PolskaUczniowie obrzucili cegłami posterunek policyjny

Uczniowie obrzucili cegłami posterunek policyjny

Uczniowie gimnazjum zdewastowali posterunek policyjny w Dłutowie. Obrzucili go cegłami i kamieniami, celując w ścianę frontową z godłem państwowym, tablicą informacyjną i daszkiem nad wejściem.

Efekt jest jak po ostrzelaniu, gdyż z budynku poodpadały tynki. Tego było za mało młodym wandalom, dlatego zdjęli lampę, wiszącą nad wejściem, i ją potłukli. Uczynili to z zemsty, gdyż mieli na pieńku z miejscowymi policjantami. Ci oszacowali straty na tysiąc zł.
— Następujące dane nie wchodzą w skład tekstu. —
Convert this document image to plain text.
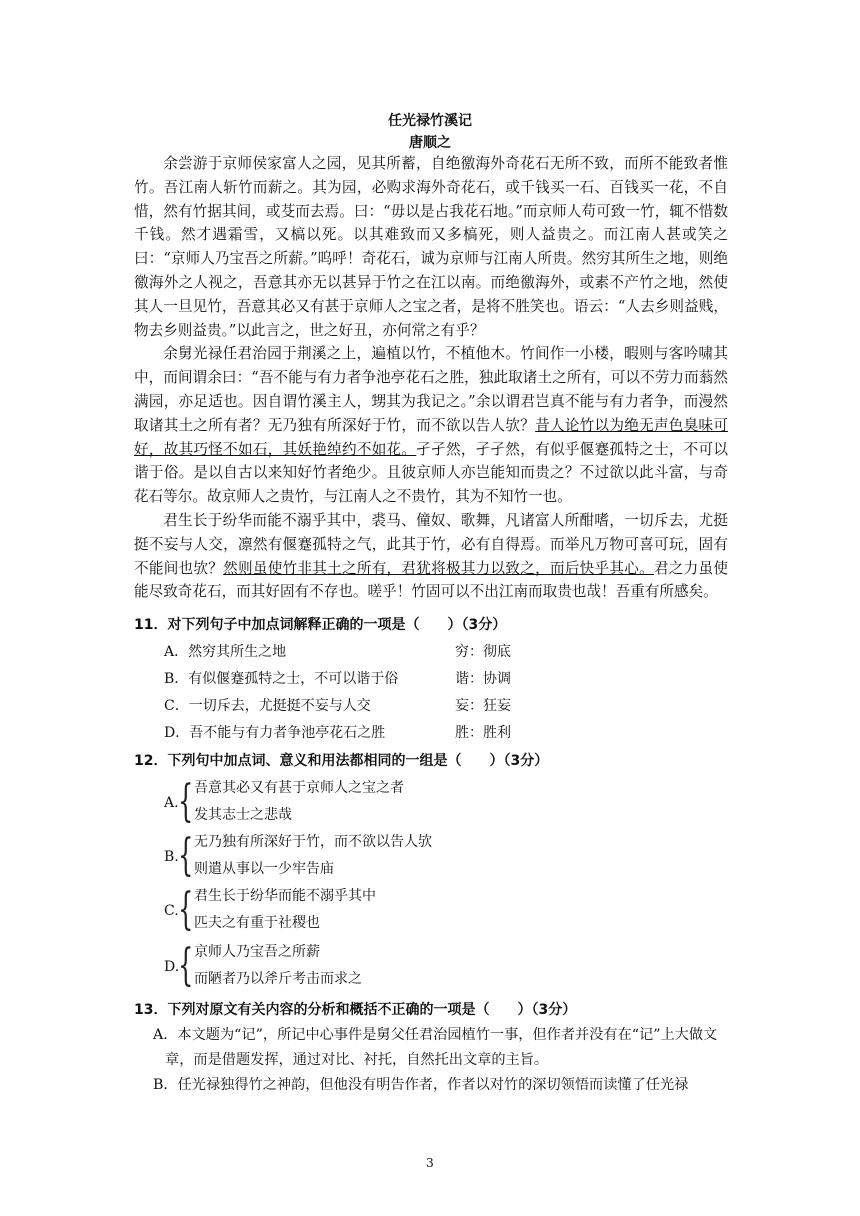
任光禄竹溪记
唐顺之

余尝游于京师侯家富人之园，见其所蓄，自绝徼海外奇花石无所不致，而所不能致者惟竹。吾江南人斩竹而薪之。其为园，必购求海外奇花石，或千钱买一石、百钱买一花，不自惜，然有竹据其间，或芟而去焉。曰：“毋以是占我花石地。”而京师人苟可致一竹，辄不惜数千钱。然才遇霜雪，又槁以死。以其难致而又多槁死，则人益贵之。而江南人甚或笑之曰：“京师人乃宝吾之所薪。”呜呼！奇花石，诚为京师与江南人所贵。然穷其所生之地，则绝徼海外之人视之，吾意其亦无以甚异于竹之在江以南。而绝徼海外，或素不产竹之地，然使其人一旦见竹，吾意其必又有甚于京师人之宝之者，是将不胜笑也。语云：“人去乡则益贱，物去乡则益贵。”以此言之，世之好丑，亦何常之有乎？

余舅光禄任君治园于荆溪之上，遍植以竹，不植他木。竹间作一小楼，暇则与客吟啸其中，而间谓余曰：“吾不能与有力者争池亭花石之胜，独此取诸土之所有，可以不劳力而蓊然满园，亦足适也。因自谓竹溪主人，甥其为我记之。”余以谓君岂真不能与有力者争，而漫然取诸其土之所有者？无乃独有所深好于竹，而不欲以告人欤？昔人论竹以为绝无声色臭味可好，故其巧怪不如石，其妖艳绰约不如花。孑孑然，孑孑然，有似乎偃蹇孤特之士，不可以谐于俗。是以自古以来知好竹者绝少。且彼京师人亦岂能知而贵之？不过欲以此斗富，与奇花石等尔。故京师人之贵竹，与江南人之不贵竹，其为不知竹一也。

君生长于纷华而能不溺乎其中，裘马、僮奴、歌舞，凡诸富人所酣嗜，一切斥去，尤挺挺不妄与人交，凛然有偃蹇孤特之气，此其于竹，必有自得焉。而举凡万物可喜可玩，固有不能间也欤？然则虽使竹非其土之所有，君犹将极其力以致之，而后快乎其心。君之力虽使能尽致奇花石，而其好固有不存也。嗟乎！竹固可以不出江南而取贵也哉！吾重有所感矣。

11．对下列句子中加点词解释正确的一项是（　　）（3分）
A．然穷其所生之地	穷：彻底
B．有似偃蹇孤特之士，不可以谐于俗	谐：协调
C．一切斥去，尤挺挺不妄与人交	妄：狂妄
D．吾不能与有力者争池亭花石之胜	胜：胜利
12．下列句中加点词、意义和用法都相同的一组是（　　）（3分）
A. { 吾意其必又有甚于京师人之宝之者
发其志士之悲哉
B. { 无乃独有所深好于竹，而不欲以告人欤
则遣从事以一少牢告庙
C. { 君生长于纷华而能不溺乎其中
匹夫之有重于社稷也
D.
{ 京师人乃宝吾之所薪
而陋者乃以斧斤考击而求之
13．下列对原文有关内容的分析和概括不正确的一项是（　　）（3分）

A．本文题为“记”，所记中心事件是舅父任君治园植竹一事，但作者并没有在“记”上大做文章，而是借题发挥，通过对比、衬托，自然托出文章的主旨。

B．任光禄独得竹之神韵，但他没有明告作者，作者以对竹的深切领悟而读懂了任光禄

3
Do zdarzenia doszło we wtorek wieczorem, gdy w budynku posterunku przy ul. Polnej nikogo nie ma. Na co dzień urzęduje w nim kierownik i czterech dzielnicowych. Policja ustaliła, że posterunek zbombardowało troje 16-letnich uczniów: Patryk S., Aneta R. i Adrianna Z. Pocisków im nie brakowało, gdyż w pobliżu znajduje się sterta gruzu. Na miejscu zdarzenia był ich rówieśnik, który przyglądał się, dlatego został przesłuchany jako świadek.

Po obrzuceniu posterunku 16-latkowie udali się do swych domów. Gdy nazajutrz kierownik placówki przyszedł do pracy i zobaczył zdewastowany budynek, wszczęto dochodzenie, które zaprowadziło policjantów do uczniów gimnazjum.

- Swego czynu dokonali z zemsty - wyjaśnia młodszy aspirant Joanna Szczęsna z Komendy Powiatowej Policji w Pabianicach. - Okazało się, że ujęci uczniowie mają za sobą czyny chuligańskie. Dlatego byli przez policjantów zatrzymywani i legitymowani. Postanowili więc dokonać zemsty.

Nauczyciele szkoły są wstrząśnięci.

- Jestem zaskoczona, gdyż to pierwszy taki wybryk chuligański w wykonaniu tych uczniów - zaznacza Joanna Malinowska, dyrektor gimnazjum w Dłutowie. - Pod względem nauki nie są orłami, ale nie należą też do najgorszych uczniów. Do tej pory nie było z nimi kłopotów. Podczas zdarzenia byli trzeźwi. Nie wiadomo, co w nich wstąpiło. Wyrazili skruchę i obiecali poprawę. Zapewnili, że taka historia nigdy się nie powtórzy.

Obwinieni chodzą do tej samej klasy trzeciej. Policja nie wyklucza, że wyremontuje posterunek i poczeka na wyrok sądu, licząc na to, że rodzice uczniów zostaną skazani na pokrycie kosztów odnowienia budynku.

Pani dyrektor nie wie jeszcze, jak ukarze uczniów. Na pewno nie wyrzuci ich z gimnazjum, bo wtedy musiałaby znaleźć dla nich nową szkołę. Decyzję podejmie razem z radą pedagogiczną. Najpewniej uczniowie będą mieli obniżoną ocenę ze sprawowania, co - jak uważa Joanna Malinowska - będzie dla nich dotkliwą karą.